Strata makes strong guarantees:

  • Canonical encoding

  • Stable hashing

  • Cross-language determinism

  • Explicit failure semantics

These guarantees are meaningless without automated enforcement.

CI is the system that ensures no regression ever ships.


What CI enforces

CI enforces all of the following, on every pull request and push:

  • Golden vector correctness

  • Semantic correctness

  • Negative failure behavior

  • Cross-language parity

  • Northstar guarantees

No human review can override this.


Golden vector enforcement

CI runs tests that:

  • Encode Strata Text vectors

  • Compare produced .scb bytes exactly

  • Compare produced hashes exactly

  • Reject any deviation

Vectors are loaded directly from the /vectors directory.

If an implementation disagrees with vectors, the implementation is wrong.


Positive vector enforcement

CI verifies that:

  • Valid inputs parse successfully

  • Valid values encode canonically

  • Valid hashes match expected outputs

  • Roundtrips preserve structure

These tests ensure normal behavior is correct.


Negative vector enforcement

CI verifies failure behavior.

For malformed inputs, tests assert:

  • The exact error kind

  • The exact byte offset

  • The exact failure mode

Silently accepting invalid data is forbidden.
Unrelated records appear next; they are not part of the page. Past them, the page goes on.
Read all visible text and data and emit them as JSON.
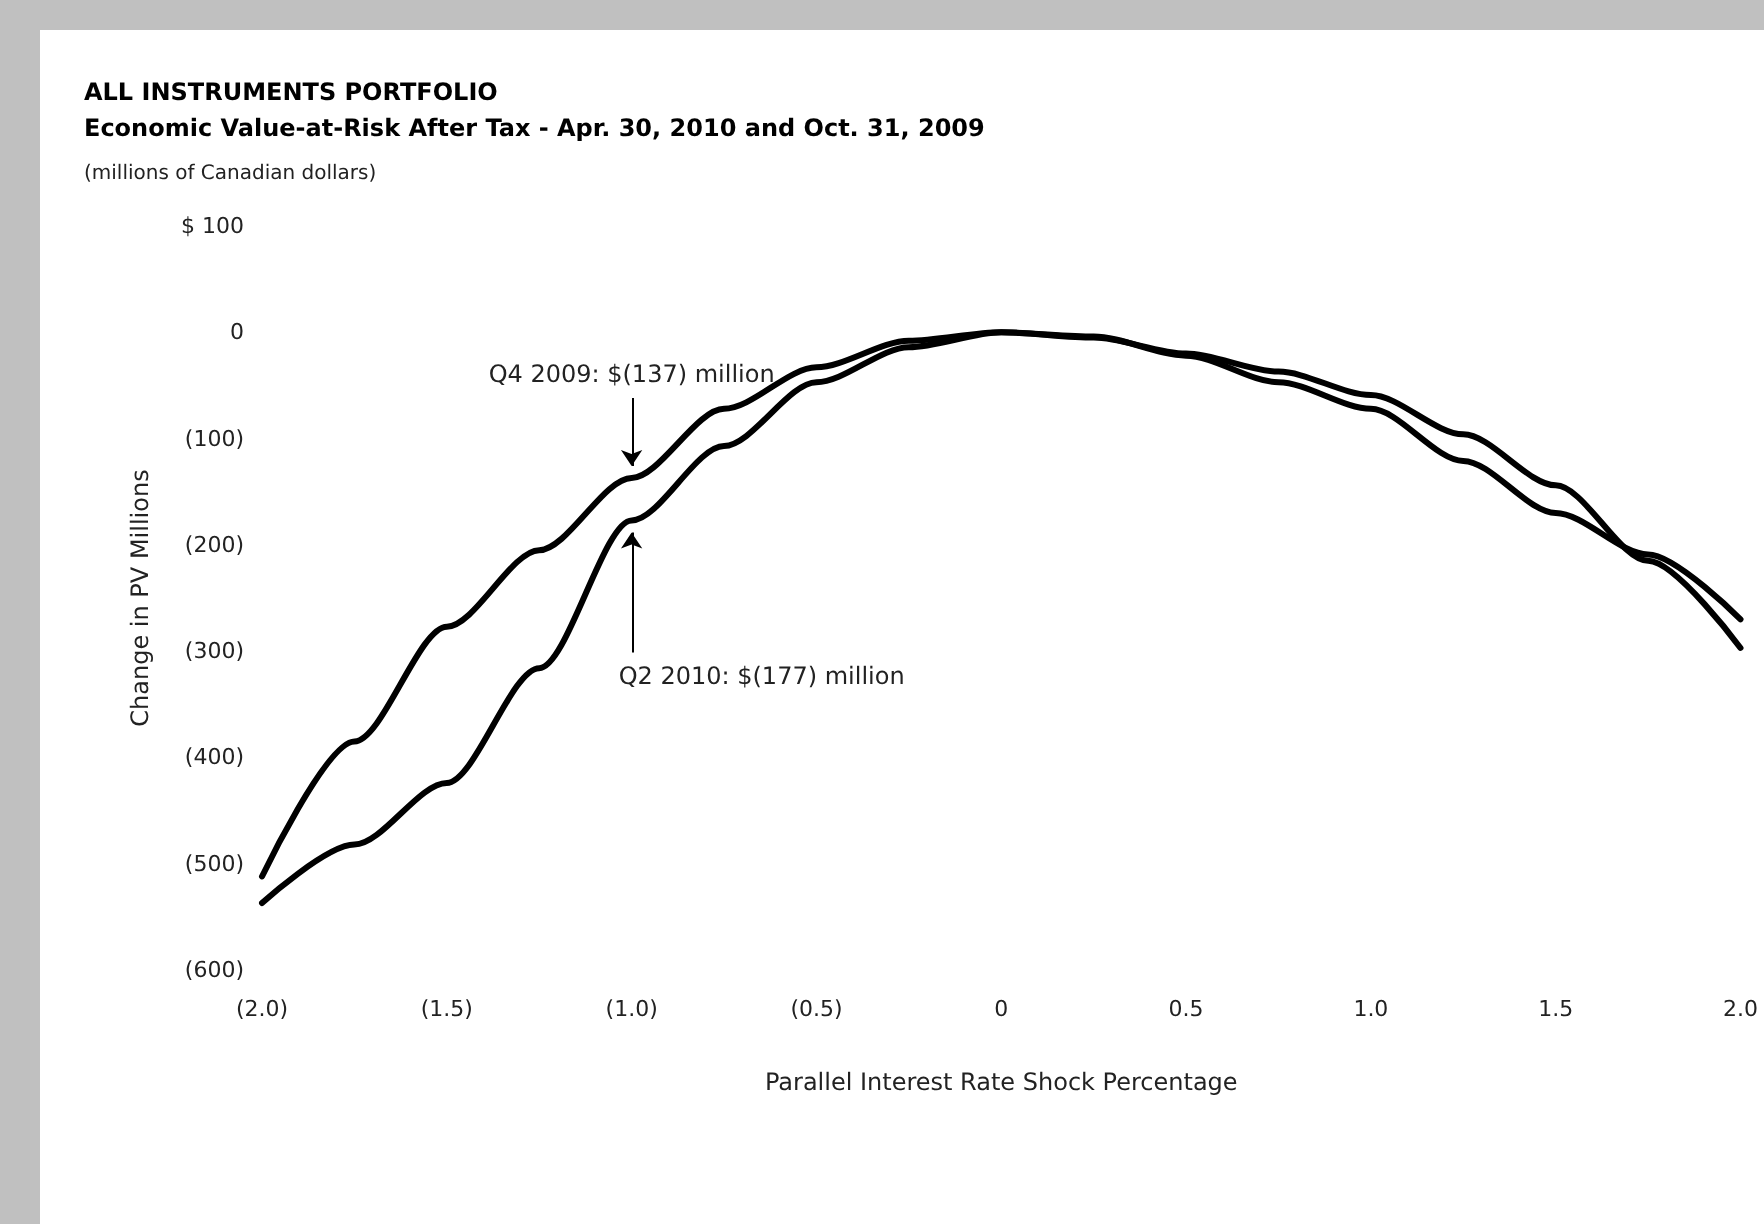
{
  "chart_data": {
    "type": "line",
    "title": "ALL INSTRUMENTS PORTFOLIO",
    "subtitle": "Economic Value-at-Risk After Tax - Apr. 30, 2010 and Oct. 31, 2009",
    "xlabel": "Parallel Interest Rate Shock Percentage",
    "ylabel": "Change in PV Millions",
    "annotations": [
      "(millions of Canadian dollars)",
      {
        "text": "Q4 2009: $(137) million",
        "x": -1.0,
        "y": -137
      },
      {
        "text": "Q2 2010: $(177) million",
        "x": -1.0,
        "y": -177
      }
    ],
    "x": [
      -2.0,
      -1.75,
      -1.5,
      -1.25,
      -1.0,
      -0.75,
      -0.5,
      -0.25,
      0,
      0.25,
      0.5,
      0.75,
      1.0,
      1.25,
      1.5,
      1.75,
      2.0
    ],
    "series": [
      {
        "color": "#000000",
        "values": [
          -512,
          -385,
          -277,
          -205,
          -137,
          -72,
          -33,
          -8,
          0,
          -4,
          -22,
          -47,
          -72,
          -121,
          -170,
          -209,
          -270
        ]
      },
      {
        "color": "#000000",
        "values": [
          -537,
          -482,
          -424,
          -316,
          -177,
          -107,
          -47,
          -14,
          0,
          -5,
          -20,
          -37,
          -59,
          -96,
          -144,
          -215,
          -297
        ]
      }
    ],
    "xlim": [
      -2.0,
      2.0
    ],
    "ylim": [
      -600,
      100
    ],
    "xticks": [
      {
        "value": -2.0,
        "label": "(2.0)"
      },
      {
        "value": -1.5,
        "label": "(1.5)"
      },
      {
        "value": -1.0,
        "label": "(1.0)"
      },
      {
        "value": -0.5,
        "label": "(0.5)"
      },
      0,
      {
        "value": 0.5,
        "label": "0.5"
      },
      {
        "value": 1.0,
        "label": "1.0"
      },
      {
        "value": 1.5,
        "label": "1.5"
      },
      {
        "value": 2.0,
        "label": "2.0"
      }
    ],
    "yticks": [
      {
        "value": -600,
        "label": "(600)"
      },
      {
        "value": -500,
        "label": "(500)"
      },
      {
        "value": -400,
        "label": "(400)"
      },
      {
        "value": -300,
        "label": "(300)"
      },
      {
        "value": -200,
        "label": "(200)"
      },
      {
        "value": -100,
        "label": "(100)"
      },
      0,
      {
        "value": 100,
        "label": "$ 100"
      }
    ],
    "grid": false,
    "marker": "none",
    "line_style": "solid"
  }
}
Semantic vector enforcement

CI enforces semantic correctness by asserting that:

  • Equivalent syntax produces identical values

  • Ordering differences normalize correctly

  • Shorthand syntax resolves deterministically

  • Duplicate keys follow defined overwrite rules

Parsing behavior is locked down permanently.


Northstar enforcement

CI runs Northstar tests as independent pipelines.

Each Northstar tier validates a stronger guarantee:

  • T1: Canonical bytes survive structured wire transfer

  • T2: Raw bytes survive unstructured transport

  • T3: Framed streaming does not mutate payloads

If any Northstar test fails, the build fails.


Cross-language CI matrix

CI runs independently for:

  • Rust implementation

  • JavaScript implementation

  • Northstar wire tests (Rust ↔ JS)

All implementations must pass against the same vectors.
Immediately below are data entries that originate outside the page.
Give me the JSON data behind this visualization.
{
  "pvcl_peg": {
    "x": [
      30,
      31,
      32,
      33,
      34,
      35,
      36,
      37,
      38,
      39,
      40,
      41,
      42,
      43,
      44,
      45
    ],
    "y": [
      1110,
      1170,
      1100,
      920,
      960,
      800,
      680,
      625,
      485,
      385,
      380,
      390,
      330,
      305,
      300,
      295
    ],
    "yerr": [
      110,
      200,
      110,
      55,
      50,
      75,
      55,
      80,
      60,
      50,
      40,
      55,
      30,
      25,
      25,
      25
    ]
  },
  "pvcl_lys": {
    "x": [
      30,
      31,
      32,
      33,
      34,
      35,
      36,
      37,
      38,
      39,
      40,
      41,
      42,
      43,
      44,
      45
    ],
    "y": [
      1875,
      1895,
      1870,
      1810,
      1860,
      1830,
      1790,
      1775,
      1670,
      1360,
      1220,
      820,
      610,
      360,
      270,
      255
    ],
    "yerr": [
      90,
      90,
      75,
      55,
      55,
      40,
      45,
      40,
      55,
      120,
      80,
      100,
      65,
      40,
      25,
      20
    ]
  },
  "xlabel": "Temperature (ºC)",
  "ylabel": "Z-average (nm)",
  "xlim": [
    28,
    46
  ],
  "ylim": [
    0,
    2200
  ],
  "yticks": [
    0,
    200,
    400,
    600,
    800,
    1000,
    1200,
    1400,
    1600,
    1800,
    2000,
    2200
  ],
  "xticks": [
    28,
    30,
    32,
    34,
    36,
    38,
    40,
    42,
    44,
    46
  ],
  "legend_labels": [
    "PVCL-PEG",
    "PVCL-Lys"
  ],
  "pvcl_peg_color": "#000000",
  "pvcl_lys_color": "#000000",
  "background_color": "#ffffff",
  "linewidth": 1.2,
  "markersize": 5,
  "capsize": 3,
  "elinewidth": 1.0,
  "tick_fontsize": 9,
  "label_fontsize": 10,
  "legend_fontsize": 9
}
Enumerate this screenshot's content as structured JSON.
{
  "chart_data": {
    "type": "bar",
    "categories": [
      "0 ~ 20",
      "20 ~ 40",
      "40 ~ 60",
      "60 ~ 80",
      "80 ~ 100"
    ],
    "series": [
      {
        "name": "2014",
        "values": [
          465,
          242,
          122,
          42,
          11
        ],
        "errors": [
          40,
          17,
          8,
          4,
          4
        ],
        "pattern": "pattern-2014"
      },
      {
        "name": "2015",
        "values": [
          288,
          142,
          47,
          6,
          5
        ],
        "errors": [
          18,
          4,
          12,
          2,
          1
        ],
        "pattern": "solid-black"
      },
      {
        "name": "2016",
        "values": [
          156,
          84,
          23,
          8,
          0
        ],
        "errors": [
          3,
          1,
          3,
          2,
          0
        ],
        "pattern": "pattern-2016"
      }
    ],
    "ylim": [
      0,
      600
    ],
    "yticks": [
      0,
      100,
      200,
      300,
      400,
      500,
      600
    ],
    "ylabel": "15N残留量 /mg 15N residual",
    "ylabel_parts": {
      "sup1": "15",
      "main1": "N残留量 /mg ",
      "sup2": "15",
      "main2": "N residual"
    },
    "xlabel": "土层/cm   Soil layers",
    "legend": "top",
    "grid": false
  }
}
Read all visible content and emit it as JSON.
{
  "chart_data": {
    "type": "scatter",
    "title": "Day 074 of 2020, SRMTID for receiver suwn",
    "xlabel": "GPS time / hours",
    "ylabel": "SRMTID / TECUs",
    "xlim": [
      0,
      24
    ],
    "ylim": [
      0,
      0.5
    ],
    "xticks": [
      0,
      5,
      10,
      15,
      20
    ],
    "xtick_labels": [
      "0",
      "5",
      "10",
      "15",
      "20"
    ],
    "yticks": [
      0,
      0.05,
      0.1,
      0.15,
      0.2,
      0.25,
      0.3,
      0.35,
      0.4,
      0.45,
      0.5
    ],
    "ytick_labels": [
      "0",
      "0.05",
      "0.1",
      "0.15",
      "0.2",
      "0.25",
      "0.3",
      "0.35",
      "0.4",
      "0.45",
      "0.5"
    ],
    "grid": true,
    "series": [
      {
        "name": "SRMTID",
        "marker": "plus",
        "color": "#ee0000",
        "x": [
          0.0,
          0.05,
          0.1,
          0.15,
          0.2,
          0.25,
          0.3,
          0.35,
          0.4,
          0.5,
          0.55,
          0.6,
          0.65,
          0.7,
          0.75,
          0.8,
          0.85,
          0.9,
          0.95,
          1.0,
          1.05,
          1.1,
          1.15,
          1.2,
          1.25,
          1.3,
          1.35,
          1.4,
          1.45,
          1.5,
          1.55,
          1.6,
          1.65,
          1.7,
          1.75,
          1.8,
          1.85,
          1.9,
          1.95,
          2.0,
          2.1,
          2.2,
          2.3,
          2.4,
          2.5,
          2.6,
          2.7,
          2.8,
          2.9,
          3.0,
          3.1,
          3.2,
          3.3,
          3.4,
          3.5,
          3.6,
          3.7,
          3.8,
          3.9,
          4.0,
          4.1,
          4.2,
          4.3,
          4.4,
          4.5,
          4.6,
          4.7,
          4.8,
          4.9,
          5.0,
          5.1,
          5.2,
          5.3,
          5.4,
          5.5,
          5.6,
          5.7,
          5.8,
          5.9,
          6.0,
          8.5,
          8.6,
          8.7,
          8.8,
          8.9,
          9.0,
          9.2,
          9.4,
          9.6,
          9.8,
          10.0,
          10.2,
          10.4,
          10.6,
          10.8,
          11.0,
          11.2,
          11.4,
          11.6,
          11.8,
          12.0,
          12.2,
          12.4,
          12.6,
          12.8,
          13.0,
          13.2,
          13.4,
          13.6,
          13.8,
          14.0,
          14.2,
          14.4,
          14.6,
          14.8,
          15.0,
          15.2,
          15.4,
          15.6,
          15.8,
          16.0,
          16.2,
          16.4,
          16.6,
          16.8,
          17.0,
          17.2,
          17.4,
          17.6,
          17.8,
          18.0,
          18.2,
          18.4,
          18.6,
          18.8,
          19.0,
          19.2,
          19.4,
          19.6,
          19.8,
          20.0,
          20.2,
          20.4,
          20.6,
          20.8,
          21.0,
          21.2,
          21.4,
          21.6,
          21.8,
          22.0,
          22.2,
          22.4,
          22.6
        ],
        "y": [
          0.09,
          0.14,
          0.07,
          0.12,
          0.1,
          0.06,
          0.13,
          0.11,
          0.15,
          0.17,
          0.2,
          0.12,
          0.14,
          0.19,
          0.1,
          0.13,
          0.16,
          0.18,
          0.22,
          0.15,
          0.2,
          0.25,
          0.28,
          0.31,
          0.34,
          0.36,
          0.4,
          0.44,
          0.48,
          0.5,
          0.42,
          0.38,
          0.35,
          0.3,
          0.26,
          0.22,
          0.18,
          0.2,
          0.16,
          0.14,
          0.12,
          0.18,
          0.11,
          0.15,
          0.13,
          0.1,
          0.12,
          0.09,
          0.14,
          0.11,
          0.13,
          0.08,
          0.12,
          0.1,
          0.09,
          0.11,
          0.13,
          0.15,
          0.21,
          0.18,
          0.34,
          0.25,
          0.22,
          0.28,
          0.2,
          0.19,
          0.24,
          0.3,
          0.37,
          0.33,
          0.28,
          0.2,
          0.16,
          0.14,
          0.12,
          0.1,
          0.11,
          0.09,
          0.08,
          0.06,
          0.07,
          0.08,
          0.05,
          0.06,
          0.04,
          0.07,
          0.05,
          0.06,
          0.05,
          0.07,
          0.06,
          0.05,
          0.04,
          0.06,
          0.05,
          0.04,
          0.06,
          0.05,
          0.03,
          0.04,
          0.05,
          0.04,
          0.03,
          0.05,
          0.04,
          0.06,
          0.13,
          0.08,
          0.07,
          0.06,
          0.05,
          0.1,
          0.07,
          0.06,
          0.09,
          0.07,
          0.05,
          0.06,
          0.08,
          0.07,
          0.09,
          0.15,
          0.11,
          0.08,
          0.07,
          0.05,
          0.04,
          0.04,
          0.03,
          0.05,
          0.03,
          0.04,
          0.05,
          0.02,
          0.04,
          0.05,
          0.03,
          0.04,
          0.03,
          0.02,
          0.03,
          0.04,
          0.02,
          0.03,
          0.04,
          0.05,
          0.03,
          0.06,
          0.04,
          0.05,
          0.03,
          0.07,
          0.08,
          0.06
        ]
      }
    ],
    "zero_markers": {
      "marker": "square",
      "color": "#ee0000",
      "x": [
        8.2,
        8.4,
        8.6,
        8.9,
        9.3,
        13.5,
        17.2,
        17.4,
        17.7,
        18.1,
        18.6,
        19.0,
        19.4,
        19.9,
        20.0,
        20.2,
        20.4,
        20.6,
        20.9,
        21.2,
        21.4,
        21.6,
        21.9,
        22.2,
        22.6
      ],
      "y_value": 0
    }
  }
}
There is no “reference implementation” exemption.


No conditional skips

CI does not allow:

  • Ignoring failing tests

  • Skipping vector checks

  • Allowing warnings for determinism failures

Any failure is a hard stop.


Versioned enforcement

CI is version-aware.

  • Existing vectors must always pass

  • New vectors may only be added with a new Northstar

  • Old vectors are never removed or altered

Breaking changes require explicit version bumps and documentation.


Human role in CI

Humans may:

  • Propose changes

  • Add new vectors

  • Define new Northstars

Humans may not:

  • Override CI failures

  • Redefine existing vector meaning

  • Merge failing code

CI is final.


Summary

CI is the guardian of Strata’s guarantees.

  • Code can lie

  • Documentation can drift

  • Humans can make mistakes

CI does not.

If CI passes, the change is valid. If CI fails, the change does not exist.